After the morning shift, Ryan and I went to Unpronounceable for some burritos and then back to my house. We packed up the shopping cart (yes, the one from last week) into the bed of my pickup truck and drove to the mall. While circling around the parking lot for a space behind the Sears entrance, some little kid pointed at the cart and started saying something to his mom. That was funny. For this operation, it was very fortunate for us that both of us were past mall employees, so we were both familiar with the service corridors. Ryan checked the door to the corridor that I wanted to use and it was open, like I thought it was. I parked, and we unloaded the cart. I wheeled it into the door, and down the empty hall. At the end, Ryan peeked out the door and I pushed the car out into the mall, which was much busier than I thought it would be for a Friday at three o’clock.
On the way to the mall I had told Ryan that I suspected that not many people would give me a second look. For those of you who are unfamiliar with the majority of America’s malls, the malls don’t have shopping carts, and if they do, chances are you don’t have run of the mall, just in the store that has them. I was right. There was only one exception, aside from the little kid, who noticed there was a shopping cart. I tried my hardest not to look at anyone while I pushed the cart through the mall like I was shopping at Krogers, but I’m pretty darn sure that I was right. Ryan would later tell me that it didn’t seem like anyone was noticing.

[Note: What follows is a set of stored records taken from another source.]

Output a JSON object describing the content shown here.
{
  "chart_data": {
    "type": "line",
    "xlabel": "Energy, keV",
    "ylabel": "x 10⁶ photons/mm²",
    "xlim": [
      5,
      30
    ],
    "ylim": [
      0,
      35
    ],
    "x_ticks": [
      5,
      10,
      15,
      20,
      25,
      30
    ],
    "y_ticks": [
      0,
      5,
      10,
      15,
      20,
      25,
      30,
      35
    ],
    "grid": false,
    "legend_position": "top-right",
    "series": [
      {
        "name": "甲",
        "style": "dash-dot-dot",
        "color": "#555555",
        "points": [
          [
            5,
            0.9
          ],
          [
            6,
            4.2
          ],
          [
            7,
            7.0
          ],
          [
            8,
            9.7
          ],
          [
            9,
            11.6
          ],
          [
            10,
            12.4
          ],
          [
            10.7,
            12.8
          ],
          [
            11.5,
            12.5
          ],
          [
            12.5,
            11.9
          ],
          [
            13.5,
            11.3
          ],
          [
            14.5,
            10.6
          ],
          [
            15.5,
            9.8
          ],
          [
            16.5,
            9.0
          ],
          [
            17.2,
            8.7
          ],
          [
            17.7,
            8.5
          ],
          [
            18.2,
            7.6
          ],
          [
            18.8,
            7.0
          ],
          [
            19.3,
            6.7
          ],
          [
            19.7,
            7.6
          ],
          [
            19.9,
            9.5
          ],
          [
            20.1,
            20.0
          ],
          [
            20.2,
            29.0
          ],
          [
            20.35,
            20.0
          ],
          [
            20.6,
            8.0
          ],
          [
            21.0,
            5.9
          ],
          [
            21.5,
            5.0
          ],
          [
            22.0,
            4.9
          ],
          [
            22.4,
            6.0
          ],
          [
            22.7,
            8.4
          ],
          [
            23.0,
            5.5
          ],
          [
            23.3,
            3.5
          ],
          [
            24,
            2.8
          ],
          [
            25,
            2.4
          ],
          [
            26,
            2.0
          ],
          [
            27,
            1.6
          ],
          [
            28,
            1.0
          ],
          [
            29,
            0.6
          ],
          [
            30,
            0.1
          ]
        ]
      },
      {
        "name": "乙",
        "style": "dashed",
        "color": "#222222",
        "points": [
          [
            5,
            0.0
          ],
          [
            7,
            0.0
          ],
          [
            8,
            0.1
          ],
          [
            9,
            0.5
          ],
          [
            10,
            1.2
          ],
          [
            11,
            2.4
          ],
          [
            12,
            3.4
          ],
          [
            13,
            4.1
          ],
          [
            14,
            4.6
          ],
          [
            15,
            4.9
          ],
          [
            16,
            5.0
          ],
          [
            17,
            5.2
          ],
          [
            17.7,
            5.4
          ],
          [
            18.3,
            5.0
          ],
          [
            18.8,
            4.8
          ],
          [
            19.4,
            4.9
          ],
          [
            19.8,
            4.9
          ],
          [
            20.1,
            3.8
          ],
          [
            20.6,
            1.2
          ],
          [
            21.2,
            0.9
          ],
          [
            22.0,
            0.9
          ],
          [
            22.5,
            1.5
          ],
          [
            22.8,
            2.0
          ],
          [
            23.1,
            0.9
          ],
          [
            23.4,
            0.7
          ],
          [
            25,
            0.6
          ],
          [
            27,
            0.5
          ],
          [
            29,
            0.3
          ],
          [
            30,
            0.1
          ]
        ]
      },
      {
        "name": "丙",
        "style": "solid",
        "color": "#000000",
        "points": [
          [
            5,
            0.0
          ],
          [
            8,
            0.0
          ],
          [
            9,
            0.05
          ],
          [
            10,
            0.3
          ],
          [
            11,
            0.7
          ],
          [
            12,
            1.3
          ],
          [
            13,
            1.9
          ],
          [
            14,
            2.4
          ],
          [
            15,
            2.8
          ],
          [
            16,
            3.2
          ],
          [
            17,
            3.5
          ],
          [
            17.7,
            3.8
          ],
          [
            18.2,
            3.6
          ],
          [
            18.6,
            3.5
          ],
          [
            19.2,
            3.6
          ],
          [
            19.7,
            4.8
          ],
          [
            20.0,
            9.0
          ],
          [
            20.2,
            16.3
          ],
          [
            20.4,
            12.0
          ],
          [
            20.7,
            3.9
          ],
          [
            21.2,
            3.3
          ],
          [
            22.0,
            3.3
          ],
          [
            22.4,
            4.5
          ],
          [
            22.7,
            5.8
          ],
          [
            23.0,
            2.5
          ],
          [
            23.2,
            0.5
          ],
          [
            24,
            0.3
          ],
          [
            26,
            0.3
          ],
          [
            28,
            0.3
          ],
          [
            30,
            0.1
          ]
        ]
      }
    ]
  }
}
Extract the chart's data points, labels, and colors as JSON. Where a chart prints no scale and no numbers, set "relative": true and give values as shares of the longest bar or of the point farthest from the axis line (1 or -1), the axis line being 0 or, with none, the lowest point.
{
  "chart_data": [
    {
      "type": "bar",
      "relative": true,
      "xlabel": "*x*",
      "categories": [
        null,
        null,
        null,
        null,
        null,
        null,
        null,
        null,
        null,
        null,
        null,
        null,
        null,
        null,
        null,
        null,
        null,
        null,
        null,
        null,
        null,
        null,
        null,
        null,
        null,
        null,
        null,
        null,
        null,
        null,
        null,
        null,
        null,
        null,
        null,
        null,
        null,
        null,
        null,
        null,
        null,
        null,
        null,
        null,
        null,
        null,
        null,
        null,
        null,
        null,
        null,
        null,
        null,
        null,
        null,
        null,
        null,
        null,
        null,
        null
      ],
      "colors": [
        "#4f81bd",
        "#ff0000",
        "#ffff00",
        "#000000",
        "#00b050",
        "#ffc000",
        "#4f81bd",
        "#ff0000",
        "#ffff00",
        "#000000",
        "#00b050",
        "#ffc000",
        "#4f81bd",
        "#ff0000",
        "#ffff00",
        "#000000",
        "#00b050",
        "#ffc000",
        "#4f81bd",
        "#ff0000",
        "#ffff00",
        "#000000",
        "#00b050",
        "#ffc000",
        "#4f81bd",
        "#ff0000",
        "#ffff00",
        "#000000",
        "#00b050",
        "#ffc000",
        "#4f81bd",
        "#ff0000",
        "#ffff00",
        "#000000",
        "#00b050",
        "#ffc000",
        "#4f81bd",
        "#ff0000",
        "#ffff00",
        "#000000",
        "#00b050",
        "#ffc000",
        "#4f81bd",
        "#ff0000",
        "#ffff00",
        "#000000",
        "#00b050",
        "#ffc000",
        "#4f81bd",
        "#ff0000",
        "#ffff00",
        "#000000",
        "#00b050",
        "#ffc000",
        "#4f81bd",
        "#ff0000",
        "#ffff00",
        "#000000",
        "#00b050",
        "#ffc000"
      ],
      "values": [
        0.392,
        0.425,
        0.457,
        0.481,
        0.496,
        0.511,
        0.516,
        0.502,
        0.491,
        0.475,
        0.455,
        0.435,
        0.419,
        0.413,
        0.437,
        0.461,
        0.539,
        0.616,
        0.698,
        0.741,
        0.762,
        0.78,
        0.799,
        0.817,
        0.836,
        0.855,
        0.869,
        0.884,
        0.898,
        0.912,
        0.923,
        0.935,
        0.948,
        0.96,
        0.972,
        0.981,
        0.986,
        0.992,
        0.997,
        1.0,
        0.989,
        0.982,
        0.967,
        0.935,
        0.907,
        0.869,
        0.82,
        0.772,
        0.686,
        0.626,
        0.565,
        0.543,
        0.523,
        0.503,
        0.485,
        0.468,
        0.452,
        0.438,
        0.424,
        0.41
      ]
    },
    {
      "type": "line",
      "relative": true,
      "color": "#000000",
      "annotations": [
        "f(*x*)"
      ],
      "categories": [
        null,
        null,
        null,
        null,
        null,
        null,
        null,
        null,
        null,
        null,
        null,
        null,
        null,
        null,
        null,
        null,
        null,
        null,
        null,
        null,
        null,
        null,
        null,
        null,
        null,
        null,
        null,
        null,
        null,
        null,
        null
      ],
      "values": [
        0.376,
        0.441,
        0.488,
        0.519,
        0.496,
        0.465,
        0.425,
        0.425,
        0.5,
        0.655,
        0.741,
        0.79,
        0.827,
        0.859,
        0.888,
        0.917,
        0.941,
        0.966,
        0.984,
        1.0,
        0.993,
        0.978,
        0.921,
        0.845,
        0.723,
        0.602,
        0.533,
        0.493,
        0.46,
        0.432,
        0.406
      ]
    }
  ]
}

I had wanted to leave the cart in the food court, which is the highest traffic part of the mall, and by the Wendy’s which is the farthest part in of the food court. I think I did a pretty good job of keeping a straight face until I got close to a table full of girls who realized that the Emperor was naked. They cracked up laughing so hard, and it messed me up, and I lost it. I kept my pace leisurely even then, not too fast, not too slow. Fast enough to get the job done, but not too fast as to look like I was scared or to draw undue attention.
At Wendy’s there is a condiment stand, where you get your straws and your ketchup and so forth, I had forgotten it was there, but decided that it would serve as a perfect neighbor for my shopping cart. Parking it right next to the stand. Turning around I had realized that Ryan wasn’t right behind me. That freaked me out a bit, since I thought he was behind me, and now I wasn’t sure what I was supposed to do as an exit procedure. I looked around and saw him on the far side of the food court with a giant laughing grin on his face. I bee-lined for him and we walked. In front of Auntie Anne’s Stupid Pretzel Shop the lone ranger of the mall security force walked past us. I braced myself for the run I was prepared to take.
Here is why I was planning on running: because it’d have made it a lot more fun to run from the mall cop. That’s all. Not because I was scared, or freaked out, or afraid of some sort of legal repercussions or because I’d be banned from the mall. A good dash from mall security would have made this endeavor so much more fun. But he didn’t stop us, he probably didn’t even know about the cart yet.
We walked through Sears and back to the truck. Laughing all the way.